For each user activity API backend services will publish the activity message to the message broker to do OLAP processing. OLAP will also update data in the cache and OLTP.
When any user opens the client app, the first thing he sees is his timeline. So rending a user’s timeline in milli seconds latency is very critical for a great user experience.
To Build a timeline we can think to show his friends and followers post updates, notification counts, and a list of notifications and other updates. To build a timeline we can use a ranking system with parameters like date create, no of like, no of comments, no of views, etc.
To provide a great user experience we need to show a timeline in very less time for this we can use background processing to keep updating the user’s timeline in a scheduled interval in the cache. Here we can also filter users by their activity frequency means we will keep updating the user’s timeline according to his/her activeness in the service.
After showing the user’s timeline from the cache, we can send another request to update the user’s timeline immediately with the latest updates.
As in design, we are using CDN for the delivery of media files, we can also leverage CDN to search post-rending. We just need to configure the post rending service as a source for CDN and send CDN URL as a post URL. In case of post edit, we can make the post URL with a different version
Handling of Like, Comments, and Views
Post likes, comments, and views are asynchronously written to the database because in many cases there will be thousands of events per second and synchronous write will cause problems. All these events are sent into a very scalable messaging system where they are processed in batches to OLAP and OLTP systems to handle bursts.
This message broker’s ques can also be used to update posts and users ‘KPIs and send real times notifications.
Analytics for real-time trends and #tags
In the OLAP system, we can use ElasticSearch for a period to compute trending topics and #tags. A background process will do the processing of post text to count topics, #tags, view, and other KPIs to rank topics and #tags.
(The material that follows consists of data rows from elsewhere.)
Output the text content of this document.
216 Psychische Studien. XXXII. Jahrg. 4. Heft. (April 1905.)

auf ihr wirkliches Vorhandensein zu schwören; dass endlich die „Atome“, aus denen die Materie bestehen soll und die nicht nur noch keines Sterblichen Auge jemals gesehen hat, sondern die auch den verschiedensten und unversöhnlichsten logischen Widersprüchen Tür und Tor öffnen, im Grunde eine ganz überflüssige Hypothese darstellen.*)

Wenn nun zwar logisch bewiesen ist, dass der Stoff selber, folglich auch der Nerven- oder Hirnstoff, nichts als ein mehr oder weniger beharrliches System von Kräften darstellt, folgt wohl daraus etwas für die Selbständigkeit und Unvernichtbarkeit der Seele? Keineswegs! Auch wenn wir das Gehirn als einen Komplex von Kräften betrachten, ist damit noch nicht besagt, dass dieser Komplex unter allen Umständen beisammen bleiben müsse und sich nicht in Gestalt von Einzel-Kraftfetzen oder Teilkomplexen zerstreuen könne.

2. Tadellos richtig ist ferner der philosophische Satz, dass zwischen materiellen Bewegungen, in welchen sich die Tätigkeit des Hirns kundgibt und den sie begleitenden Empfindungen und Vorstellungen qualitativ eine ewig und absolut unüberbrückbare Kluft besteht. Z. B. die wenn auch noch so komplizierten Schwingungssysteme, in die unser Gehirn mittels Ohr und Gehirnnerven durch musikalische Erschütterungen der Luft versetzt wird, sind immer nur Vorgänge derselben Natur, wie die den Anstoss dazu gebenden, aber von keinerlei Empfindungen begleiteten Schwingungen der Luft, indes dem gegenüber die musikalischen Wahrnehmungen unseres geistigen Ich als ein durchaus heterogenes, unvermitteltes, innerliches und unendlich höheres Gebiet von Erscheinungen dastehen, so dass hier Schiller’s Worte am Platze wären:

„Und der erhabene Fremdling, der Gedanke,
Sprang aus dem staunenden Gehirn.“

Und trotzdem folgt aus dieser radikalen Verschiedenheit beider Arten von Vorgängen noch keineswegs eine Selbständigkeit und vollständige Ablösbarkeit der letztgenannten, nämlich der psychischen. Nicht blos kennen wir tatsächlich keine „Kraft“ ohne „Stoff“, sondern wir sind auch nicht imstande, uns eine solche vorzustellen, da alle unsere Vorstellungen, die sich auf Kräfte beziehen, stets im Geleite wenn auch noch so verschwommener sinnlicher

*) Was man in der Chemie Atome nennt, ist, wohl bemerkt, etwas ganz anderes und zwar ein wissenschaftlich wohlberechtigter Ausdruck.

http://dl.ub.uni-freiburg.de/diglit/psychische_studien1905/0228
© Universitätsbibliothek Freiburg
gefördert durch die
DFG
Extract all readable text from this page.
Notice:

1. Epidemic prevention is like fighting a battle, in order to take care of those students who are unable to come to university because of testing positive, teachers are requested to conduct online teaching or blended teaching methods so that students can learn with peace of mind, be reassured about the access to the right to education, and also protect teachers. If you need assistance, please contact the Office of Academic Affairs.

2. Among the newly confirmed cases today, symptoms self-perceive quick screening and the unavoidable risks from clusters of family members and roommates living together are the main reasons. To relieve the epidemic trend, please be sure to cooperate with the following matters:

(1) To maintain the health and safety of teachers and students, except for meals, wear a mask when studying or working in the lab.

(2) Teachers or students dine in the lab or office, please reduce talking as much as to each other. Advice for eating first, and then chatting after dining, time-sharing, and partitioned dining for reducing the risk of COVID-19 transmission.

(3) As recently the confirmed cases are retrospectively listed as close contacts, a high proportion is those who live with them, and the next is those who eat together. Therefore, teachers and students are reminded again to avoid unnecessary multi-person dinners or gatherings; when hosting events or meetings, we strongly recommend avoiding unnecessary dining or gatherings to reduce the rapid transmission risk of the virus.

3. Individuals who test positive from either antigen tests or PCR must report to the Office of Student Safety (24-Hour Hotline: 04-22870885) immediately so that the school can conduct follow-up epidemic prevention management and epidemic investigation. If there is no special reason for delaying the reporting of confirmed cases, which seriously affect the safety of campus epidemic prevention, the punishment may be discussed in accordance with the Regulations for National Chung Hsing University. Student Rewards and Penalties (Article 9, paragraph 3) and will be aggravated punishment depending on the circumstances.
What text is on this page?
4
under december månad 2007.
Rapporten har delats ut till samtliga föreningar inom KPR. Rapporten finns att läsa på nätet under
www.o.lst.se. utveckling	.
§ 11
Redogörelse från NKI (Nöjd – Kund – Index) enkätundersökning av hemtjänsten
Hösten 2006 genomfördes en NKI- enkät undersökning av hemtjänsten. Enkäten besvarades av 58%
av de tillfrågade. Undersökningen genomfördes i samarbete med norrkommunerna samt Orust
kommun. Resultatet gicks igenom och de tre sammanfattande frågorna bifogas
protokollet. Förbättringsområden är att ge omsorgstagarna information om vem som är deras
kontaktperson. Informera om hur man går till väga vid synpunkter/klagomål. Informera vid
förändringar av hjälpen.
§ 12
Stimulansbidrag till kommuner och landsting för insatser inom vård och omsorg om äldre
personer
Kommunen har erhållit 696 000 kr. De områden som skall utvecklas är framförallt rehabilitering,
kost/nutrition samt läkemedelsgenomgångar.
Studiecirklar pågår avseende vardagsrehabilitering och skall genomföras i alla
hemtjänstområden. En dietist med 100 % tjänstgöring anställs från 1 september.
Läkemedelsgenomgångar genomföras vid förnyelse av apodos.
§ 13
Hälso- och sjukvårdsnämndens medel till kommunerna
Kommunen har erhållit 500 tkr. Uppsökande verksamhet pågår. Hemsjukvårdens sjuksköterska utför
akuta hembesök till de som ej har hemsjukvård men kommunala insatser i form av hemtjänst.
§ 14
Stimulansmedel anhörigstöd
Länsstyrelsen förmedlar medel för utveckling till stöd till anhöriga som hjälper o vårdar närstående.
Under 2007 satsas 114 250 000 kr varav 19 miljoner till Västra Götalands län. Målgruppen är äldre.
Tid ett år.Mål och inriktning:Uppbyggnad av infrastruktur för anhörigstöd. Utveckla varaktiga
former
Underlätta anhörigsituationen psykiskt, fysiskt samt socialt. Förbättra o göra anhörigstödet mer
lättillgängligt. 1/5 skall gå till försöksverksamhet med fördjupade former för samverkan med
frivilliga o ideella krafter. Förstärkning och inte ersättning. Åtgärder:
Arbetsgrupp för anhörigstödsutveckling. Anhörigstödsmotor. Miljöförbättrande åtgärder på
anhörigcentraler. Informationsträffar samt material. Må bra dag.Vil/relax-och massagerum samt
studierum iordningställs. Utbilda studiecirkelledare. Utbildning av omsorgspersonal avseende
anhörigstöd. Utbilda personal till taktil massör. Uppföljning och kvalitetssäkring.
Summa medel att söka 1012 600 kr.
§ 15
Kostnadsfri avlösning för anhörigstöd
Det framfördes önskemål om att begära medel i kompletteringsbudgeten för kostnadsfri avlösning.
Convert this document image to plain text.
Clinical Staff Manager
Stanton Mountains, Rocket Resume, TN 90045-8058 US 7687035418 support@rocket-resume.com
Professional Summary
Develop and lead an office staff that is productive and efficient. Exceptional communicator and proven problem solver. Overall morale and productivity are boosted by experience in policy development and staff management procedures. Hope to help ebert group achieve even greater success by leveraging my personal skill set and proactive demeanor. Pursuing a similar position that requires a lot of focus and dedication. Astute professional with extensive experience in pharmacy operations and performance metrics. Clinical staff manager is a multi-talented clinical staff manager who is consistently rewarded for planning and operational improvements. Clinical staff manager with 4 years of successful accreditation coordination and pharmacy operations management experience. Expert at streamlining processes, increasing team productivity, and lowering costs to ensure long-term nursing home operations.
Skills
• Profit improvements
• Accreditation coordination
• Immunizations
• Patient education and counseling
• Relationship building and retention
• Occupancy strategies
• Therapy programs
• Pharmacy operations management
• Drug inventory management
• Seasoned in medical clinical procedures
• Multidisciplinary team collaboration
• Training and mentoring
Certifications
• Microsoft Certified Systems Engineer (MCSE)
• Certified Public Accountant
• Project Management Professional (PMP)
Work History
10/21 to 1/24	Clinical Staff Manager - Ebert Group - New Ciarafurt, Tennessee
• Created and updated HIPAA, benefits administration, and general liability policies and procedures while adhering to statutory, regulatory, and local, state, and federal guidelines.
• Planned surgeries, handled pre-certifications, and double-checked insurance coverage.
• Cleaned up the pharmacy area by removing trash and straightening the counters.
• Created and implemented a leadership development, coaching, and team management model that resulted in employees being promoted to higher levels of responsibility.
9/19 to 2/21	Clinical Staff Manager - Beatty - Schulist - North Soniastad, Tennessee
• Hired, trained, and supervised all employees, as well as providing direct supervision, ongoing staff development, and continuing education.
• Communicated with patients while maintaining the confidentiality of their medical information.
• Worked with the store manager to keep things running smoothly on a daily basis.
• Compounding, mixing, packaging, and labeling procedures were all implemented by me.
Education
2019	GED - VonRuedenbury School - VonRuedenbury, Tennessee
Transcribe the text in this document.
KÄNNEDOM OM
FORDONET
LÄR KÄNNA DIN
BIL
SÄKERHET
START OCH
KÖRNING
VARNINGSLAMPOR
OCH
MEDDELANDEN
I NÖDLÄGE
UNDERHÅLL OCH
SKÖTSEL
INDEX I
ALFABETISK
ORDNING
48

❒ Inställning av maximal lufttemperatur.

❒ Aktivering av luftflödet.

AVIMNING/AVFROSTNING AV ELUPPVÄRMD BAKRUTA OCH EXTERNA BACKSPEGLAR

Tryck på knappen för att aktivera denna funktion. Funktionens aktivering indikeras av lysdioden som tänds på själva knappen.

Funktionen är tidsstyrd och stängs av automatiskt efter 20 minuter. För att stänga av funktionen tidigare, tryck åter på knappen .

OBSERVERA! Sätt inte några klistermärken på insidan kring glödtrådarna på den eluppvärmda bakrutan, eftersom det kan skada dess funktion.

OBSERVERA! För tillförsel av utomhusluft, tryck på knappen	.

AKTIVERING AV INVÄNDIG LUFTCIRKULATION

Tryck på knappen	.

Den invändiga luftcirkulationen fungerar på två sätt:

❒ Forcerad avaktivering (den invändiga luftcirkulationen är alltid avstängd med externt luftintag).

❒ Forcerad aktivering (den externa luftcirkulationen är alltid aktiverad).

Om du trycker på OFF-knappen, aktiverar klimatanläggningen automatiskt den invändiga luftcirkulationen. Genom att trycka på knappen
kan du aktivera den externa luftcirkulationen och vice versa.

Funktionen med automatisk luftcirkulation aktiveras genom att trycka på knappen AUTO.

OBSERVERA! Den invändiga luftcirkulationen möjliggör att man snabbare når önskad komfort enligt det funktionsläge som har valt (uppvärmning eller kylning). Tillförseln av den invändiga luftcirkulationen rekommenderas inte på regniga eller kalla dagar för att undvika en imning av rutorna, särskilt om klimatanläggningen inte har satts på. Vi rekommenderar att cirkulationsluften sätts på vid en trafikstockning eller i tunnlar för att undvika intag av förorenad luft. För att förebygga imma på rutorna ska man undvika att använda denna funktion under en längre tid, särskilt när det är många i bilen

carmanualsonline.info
Challenges Involved In the Development of Social Networking System
Social networking systems are platforms that allow users to interact with each other online. Developing such systems involves many challenges, a few are given below.
- Maintaining the performance and scalability of the system, especially when dealing with large volumes of data and traffic.
- Ensuring the security and privacy of user data, especially in the face of cyberattacks and malicious actors.
- Providing features and functionalities that meet the diverse needs and preferences of users, such as personalization, customization, and accessibility.
- Balancing the trade-offs between innovation and regulation, such as complying with ethical and legal standards while offering novel and creative services.
Basically, all non-functional requirements are challenges in developing such systems. But according to me scalability, performance, and legal compliance are some of the most challenging tasks.
A good architecture and system design can solve all these problems so one can say good system Architecture and design is the most challenging task.
If you go by all the items discussed in this post then we can say the design of the OLTP part is the most challenging, Data API, Database sharding, and Replication is the most challenging part.
Sample Tech Stack over public cloud
Now we can explore what tech stacks we can use to develop this service.
- K8S: For Microservices
- Redis culture for cache
- For OLTP, MYSQL sharded database with the regional replication or we can use both the Graph Database and RDBMS of our choice. Google cloud spanner is also a good choice for Managed Database which provides scaling, and replication across regions.
- For OLAP, Elastic Search with regional replication or Elastic Search with global Cassandra.
- Cloud object storage like S3
- Managed cloud CDN service
- Managed Cloud API gateway.
- Managed Kafa clustered with regional replication.
- Cloud-managed DNS service for regional request routing.